Another recent money making innovation has come from the hospitals, as they are now BUYING physician practices.http://online.wsj.com/article/SB10000872396390443713704577601113671007448.html This is, of course, is in the name of “efficiency”, “coordination of care”, and other platitudes of justification.
It works like this: the hospital pays a physician group a bunch of money for their practice. The docs then work for the hospital, which means they can get higher rates of reimbursement for services from insurers, as they are now “hospital-based” physicians. On top of that, any procedures ordered will be performed at the hospital, at… can you guess? A higher insurance reimbursement!

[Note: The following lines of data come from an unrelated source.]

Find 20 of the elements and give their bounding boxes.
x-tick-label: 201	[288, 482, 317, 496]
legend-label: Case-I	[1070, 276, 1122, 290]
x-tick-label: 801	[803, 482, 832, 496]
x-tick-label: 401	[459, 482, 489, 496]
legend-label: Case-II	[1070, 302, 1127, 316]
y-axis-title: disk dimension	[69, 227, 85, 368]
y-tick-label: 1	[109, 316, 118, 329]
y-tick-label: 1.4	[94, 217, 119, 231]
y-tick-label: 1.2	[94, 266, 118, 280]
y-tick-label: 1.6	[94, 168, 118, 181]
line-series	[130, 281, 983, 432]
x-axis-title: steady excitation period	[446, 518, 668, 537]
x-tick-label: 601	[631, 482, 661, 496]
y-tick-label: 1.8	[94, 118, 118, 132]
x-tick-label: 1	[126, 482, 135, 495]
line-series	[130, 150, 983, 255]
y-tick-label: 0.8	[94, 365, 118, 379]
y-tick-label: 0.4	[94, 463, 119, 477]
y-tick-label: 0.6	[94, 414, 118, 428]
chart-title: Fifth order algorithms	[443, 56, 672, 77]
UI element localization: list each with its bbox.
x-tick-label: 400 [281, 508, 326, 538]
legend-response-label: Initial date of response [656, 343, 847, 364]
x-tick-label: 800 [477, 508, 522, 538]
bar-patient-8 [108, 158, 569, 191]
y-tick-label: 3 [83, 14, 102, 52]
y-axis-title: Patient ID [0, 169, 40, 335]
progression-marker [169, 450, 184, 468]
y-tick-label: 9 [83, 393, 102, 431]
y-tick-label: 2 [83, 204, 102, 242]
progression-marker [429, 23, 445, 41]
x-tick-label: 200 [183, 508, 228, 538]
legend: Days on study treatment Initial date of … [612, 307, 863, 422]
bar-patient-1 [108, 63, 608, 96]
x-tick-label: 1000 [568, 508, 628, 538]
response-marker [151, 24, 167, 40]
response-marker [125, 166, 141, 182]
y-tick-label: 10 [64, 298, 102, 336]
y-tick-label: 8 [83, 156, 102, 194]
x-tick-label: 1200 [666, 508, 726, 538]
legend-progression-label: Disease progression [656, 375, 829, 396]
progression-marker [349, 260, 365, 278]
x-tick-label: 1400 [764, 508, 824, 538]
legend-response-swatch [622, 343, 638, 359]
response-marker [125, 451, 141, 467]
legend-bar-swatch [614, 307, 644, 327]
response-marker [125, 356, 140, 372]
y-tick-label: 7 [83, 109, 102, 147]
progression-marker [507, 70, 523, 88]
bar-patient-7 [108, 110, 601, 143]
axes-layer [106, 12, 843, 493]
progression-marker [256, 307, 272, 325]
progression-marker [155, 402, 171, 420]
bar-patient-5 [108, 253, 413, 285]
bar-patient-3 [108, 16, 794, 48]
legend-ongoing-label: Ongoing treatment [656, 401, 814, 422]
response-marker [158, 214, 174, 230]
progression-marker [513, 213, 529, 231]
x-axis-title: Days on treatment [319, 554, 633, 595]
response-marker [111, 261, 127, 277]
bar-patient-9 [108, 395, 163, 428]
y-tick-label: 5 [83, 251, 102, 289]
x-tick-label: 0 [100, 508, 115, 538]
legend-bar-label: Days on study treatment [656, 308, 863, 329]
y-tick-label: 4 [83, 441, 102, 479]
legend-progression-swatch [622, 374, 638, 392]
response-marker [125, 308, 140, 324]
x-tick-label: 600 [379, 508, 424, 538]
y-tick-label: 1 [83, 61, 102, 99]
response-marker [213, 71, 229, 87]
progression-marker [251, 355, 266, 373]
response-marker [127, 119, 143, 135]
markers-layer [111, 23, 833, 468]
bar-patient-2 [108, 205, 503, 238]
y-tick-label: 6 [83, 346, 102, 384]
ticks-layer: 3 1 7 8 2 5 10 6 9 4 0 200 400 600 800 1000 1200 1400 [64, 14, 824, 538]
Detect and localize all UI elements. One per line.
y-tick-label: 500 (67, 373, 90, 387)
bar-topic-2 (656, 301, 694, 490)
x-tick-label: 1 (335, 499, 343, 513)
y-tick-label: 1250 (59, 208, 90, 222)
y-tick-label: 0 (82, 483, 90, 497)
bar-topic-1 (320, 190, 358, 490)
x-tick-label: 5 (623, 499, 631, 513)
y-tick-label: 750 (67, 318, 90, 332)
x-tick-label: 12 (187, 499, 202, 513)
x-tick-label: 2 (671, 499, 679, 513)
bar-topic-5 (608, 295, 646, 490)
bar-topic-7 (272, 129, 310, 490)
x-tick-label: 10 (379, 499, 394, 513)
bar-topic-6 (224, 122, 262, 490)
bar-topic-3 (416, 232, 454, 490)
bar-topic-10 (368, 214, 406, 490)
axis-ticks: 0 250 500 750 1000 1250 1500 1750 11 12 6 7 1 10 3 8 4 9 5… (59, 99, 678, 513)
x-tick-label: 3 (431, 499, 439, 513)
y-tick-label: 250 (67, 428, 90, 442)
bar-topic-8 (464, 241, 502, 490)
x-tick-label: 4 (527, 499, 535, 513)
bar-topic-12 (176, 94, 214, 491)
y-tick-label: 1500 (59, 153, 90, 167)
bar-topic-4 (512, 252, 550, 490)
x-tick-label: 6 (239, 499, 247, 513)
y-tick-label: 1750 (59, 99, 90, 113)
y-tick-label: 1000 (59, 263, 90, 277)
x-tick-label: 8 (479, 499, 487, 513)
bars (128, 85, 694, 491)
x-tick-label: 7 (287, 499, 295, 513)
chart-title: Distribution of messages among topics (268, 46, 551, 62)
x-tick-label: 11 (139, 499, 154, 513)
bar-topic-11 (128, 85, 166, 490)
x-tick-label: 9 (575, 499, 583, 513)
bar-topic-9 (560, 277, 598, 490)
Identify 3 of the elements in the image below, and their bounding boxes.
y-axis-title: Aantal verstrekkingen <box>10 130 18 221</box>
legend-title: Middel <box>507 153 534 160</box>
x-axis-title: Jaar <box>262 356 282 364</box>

So, a patient or insurer will pay far more for the same service and procedure from the same physician than they did several months before, when the doc wasn’t hospital-based. Everybody wins! Well, except the patient and insurer….
The latest money grab idea is the advent of a new concept in physician owned surgical hospitals. http://www.businessweek.com/articles/2012-07-19/silicon-valleys-surgeons-of-fortune
Although Medicare will no longer (as of 2011) permit physicians to refer to new hospitals in which they’re invested, the new surgery hospitals do not take Medicare patients from their surgeon investors.
They also do not join insurance networks. Instead, they bill insurers for out of network benefits, at a rate of 5 to 25 times the in-network payment. Because of the huge insurance payment, they can afford to forgive the out-of-network penalty to the patient. Little wonder that these hospitals pay their surgeon partners rates of return that can exceed 200 percent per year!
So, it appears that the doctors will seek profit where a profit can be made, just like insurers and other providers,and most of us. That’s why the profit motive is a primary driver in healthcare costs in America, and not so much elsewhere. It’s a capitalist county, but do we believe the preservation of someone’s life and health should be related to the amount of profit they can generate?
As a footnote, I wonder what success the “Jeopardy” champion computer named Watson will have in its recent attempt to become a champion diagnostician.